FOREIGN PLAYERS BANK ON MEXICO’S OFFSHORE OIL

Class of 2019 | delgj@wharton.upenn.edu

On March 18, 1938, Mexican President Lázaro Cardenas expropriated the assets of nearly all of the foreign oil companies operating in Mexico. Later, he created Petróleos Mexicanos, or Pemex, a state-owned oil firm that held a monopoly over the Mexican oil industry and prevented all foreign oil companies from operating in Mexico. Now, nearly 80 years later, current President Enrique Peña Nieto is on the brink of one of Mexico’s most radical economic changes in the last five decades. As part of his campaign for presidency in 2012, Peña Nieto promised several economic overhauls in monopolized sectors such as telecommunications, oil, and electricity, along with drastic changes in education, finance, and fiscal policy. In 2013, Peña Nieto succeeded in formalizing constitutional amendments that would open Mexico’s oil, gas, and electricity industries to private investment from domestic and foreign investors.

So why would Peña Nieto tear apart something so ingrained in Mexican culture? Simple: Pemex has been struggling. Pemex’s production has fallen from the peak of 3.4M barrels per day in 2004 to 2.26M bpd last year and has continued to downtrend since. Mexico’s biggest and once one of the world’s most abundant oil fields, known as Cantarell, has seen its production freefall from 2.2 M bpd in 2003 to under 400,000 bpd today. During the same period, however, Pemex’s investments have doubled. 2014’s oil crash resulted in Pemex losing $18 billion on revenues of $108 billion. Pemex now carries more than $150 billion in total long-term liabilities, which is especially negative for a company that gave nearly half its revenues to the state in 2014 to provide for about 20% of government expenditures. The one key objective of this reform is to boost Mexico’s oil production in tandem with increasing oil prices.
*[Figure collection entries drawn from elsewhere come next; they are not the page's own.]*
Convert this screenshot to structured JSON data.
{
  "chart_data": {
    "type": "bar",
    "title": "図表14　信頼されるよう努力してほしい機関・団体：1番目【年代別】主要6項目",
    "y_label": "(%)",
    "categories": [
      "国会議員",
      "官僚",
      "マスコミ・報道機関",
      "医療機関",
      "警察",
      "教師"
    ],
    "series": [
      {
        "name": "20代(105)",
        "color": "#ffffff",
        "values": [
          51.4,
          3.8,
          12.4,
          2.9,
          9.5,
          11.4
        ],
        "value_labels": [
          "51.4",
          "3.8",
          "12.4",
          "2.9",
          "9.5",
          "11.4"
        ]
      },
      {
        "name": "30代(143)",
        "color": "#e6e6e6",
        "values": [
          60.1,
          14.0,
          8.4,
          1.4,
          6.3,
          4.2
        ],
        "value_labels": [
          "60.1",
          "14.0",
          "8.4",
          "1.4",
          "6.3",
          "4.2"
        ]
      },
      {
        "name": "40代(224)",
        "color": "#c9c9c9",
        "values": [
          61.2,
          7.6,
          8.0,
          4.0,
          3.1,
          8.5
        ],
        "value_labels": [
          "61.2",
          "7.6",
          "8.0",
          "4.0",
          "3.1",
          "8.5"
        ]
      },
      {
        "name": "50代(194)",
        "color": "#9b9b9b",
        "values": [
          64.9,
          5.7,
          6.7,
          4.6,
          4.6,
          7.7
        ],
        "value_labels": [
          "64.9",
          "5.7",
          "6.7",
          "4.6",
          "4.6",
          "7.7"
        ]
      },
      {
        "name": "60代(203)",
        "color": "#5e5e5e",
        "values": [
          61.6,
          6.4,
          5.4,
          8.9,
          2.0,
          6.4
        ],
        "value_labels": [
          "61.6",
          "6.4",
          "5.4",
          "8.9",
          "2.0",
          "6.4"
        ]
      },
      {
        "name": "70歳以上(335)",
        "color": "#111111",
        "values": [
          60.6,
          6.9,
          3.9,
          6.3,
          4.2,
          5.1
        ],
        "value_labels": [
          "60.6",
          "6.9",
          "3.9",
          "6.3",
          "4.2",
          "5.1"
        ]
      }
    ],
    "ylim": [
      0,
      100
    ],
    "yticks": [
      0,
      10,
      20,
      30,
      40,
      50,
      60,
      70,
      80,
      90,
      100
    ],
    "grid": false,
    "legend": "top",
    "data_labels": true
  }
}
Experts agree that Mexico has vast offshore oil reserves as well as shale gas potential in northern regions along the Texas border. However, Pemex lacks the resources and expertise to develop these reserves, so Peña Nieto’s reform was the best way to enhance development and increase production.
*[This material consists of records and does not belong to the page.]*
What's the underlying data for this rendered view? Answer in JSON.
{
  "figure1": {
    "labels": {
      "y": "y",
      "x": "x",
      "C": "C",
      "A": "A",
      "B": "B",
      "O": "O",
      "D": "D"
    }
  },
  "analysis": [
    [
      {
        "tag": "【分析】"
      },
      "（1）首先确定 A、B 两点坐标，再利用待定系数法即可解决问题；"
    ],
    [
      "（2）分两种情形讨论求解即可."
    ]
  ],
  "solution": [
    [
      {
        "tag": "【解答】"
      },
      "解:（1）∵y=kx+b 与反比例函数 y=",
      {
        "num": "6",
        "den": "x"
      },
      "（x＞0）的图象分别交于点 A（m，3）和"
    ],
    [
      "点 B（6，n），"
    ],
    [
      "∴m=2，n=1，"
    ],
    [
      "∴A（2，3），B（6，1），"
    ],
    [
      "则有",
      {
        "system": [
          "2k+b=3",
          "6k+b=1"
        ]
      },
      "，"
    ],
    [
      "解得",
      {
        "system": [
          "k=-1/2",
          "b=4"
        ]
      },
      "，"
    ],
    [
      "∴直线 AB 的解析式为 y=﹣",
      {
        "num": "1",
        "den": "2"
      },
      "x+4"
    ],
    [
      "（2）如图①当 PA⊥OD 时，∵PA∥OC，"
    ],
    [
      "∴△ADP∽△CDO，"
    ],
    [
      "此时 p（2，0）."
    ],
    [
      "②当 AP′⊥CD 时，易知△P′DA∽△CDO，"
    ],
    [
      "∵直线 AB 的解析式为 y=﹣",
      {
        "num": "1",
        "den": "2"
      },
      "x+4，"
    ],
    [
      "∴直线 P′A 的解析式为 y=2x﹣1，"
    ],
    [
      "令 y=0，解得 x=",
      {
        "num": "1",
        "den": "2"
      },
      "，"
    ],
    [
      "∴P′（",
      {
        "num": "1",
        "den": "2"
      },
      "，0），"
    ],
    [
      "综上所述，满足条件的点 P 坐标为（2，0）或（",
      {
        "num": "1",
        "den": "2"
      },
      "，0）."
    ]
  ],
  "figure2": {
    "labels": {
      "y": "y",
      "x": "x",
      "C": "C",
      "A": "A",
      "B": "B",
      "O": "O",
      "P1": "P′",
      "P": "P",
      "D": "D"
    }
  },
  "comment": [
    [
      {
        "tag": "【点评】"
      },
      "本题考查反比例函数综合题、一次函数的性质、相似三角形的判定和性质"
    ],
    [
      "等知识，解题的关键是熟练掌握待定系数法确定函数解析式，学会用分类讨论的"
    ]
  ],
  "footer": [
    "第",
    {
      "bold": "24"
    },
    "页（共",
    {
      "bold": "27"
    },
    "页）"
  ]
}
The energy reform is designed to allow private sector involvement in attractive fields by providing licenses, profit-sharing, production-sharing, and services contracts granted by the government either directly or in association with Pemex. Once the legislation was approved by congress, the state planned a series of bidding rounds through 2019 that would include a total of 670 exploration areas and 244 fields already in production. Since then, Mexico has held three bidding rounds and has auctioned off 30 exploration zones to companies such as BP and Eni, an Italian oil multinational. Companies that placed bids in the first few rounds of auctions include Nexen Energy Holdings of China, Statoil of Norway, ONGC Videsh of India, and Hunt Overseas Oil Company of Texas. The only two blocks that were successfully auctioned off in the first round went to Sierra Oil and Gas of Mexico, Talos Energy from Houston, and Premier Oil of Britain. The Mexican government will receive 56% of operating profits from one block and 69% of profits from the other.
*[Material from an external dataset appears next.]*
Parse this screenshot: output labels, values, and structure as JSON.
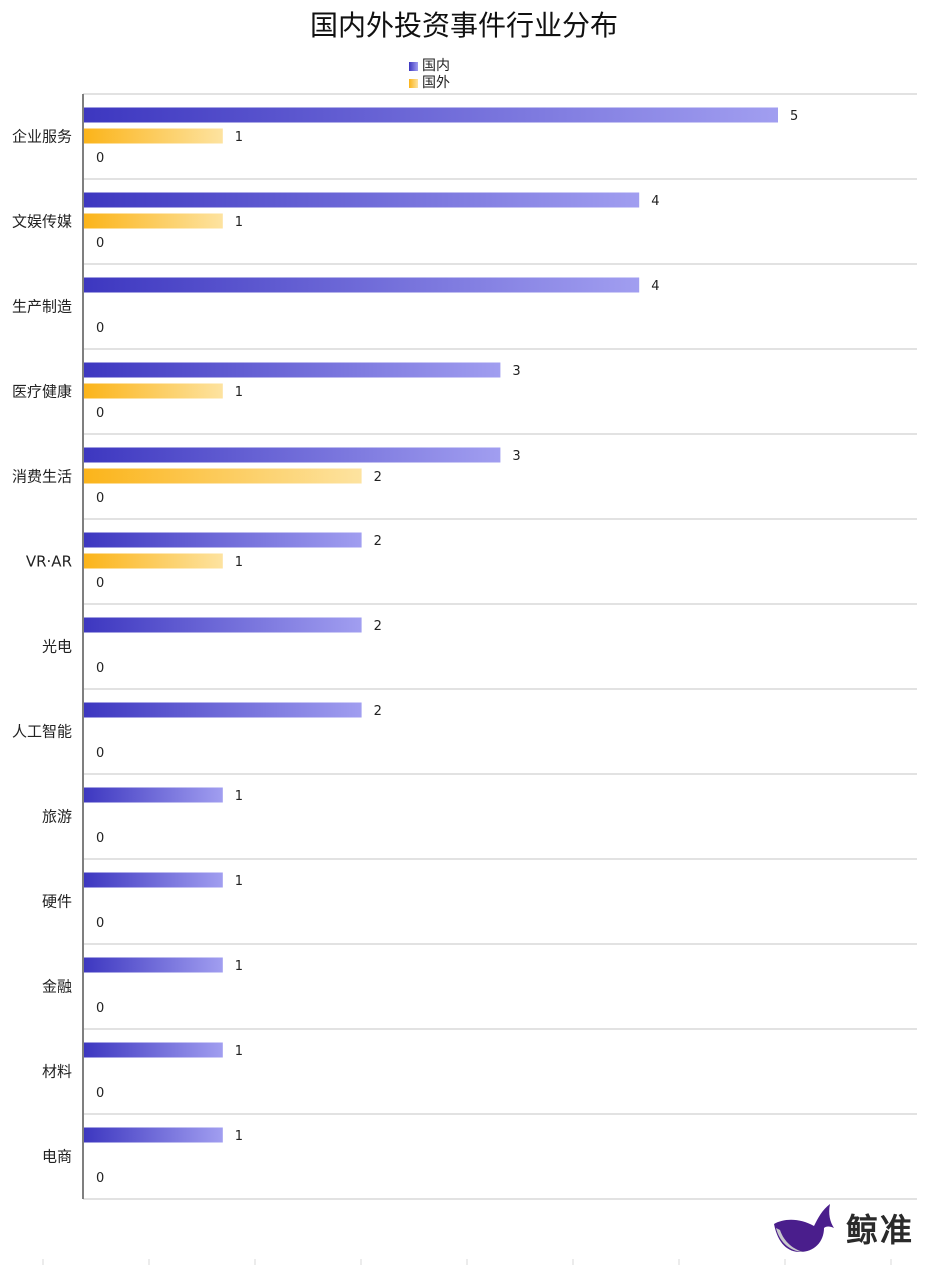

On Monday, December 5, the Mexican government held the most successful round of auctions so far. In this auction, the government offered ten separate blocks of offshore territory estimated to hold 11 billion barrels of oil and managed to sell off eight blocks to companies such as Total of France, Exxon Mobil, and Chevron. The China National Offshore Oil Corporation won two blocks in the auction as well, further increasing their presence in Latin America. In a separate auction, BHP Billiton agreed to pay $624 million, $18 million more than BP’s bid, to team up with Pemex to develop a field called Trion, marking the first-ever joint venture in Pemex’s 78-year history. These deep-water reserves will not produce significant amounts of oil until at least a decade from now, but the sheer size and quality of companies fighting over these territories point to the shared optimistic outlook on oil prices increasing in the long-term. All companies with winning bids ended up paying premiums for their given blocks, betting heavily that an increase in oil prices will allow them to profit from the high-cost deep-water projects. All in all, these companies are expected to invest over $40 billion into developing these reserves and are now greatly positioned to profit in the long run and boost Mexico’s economy in the process.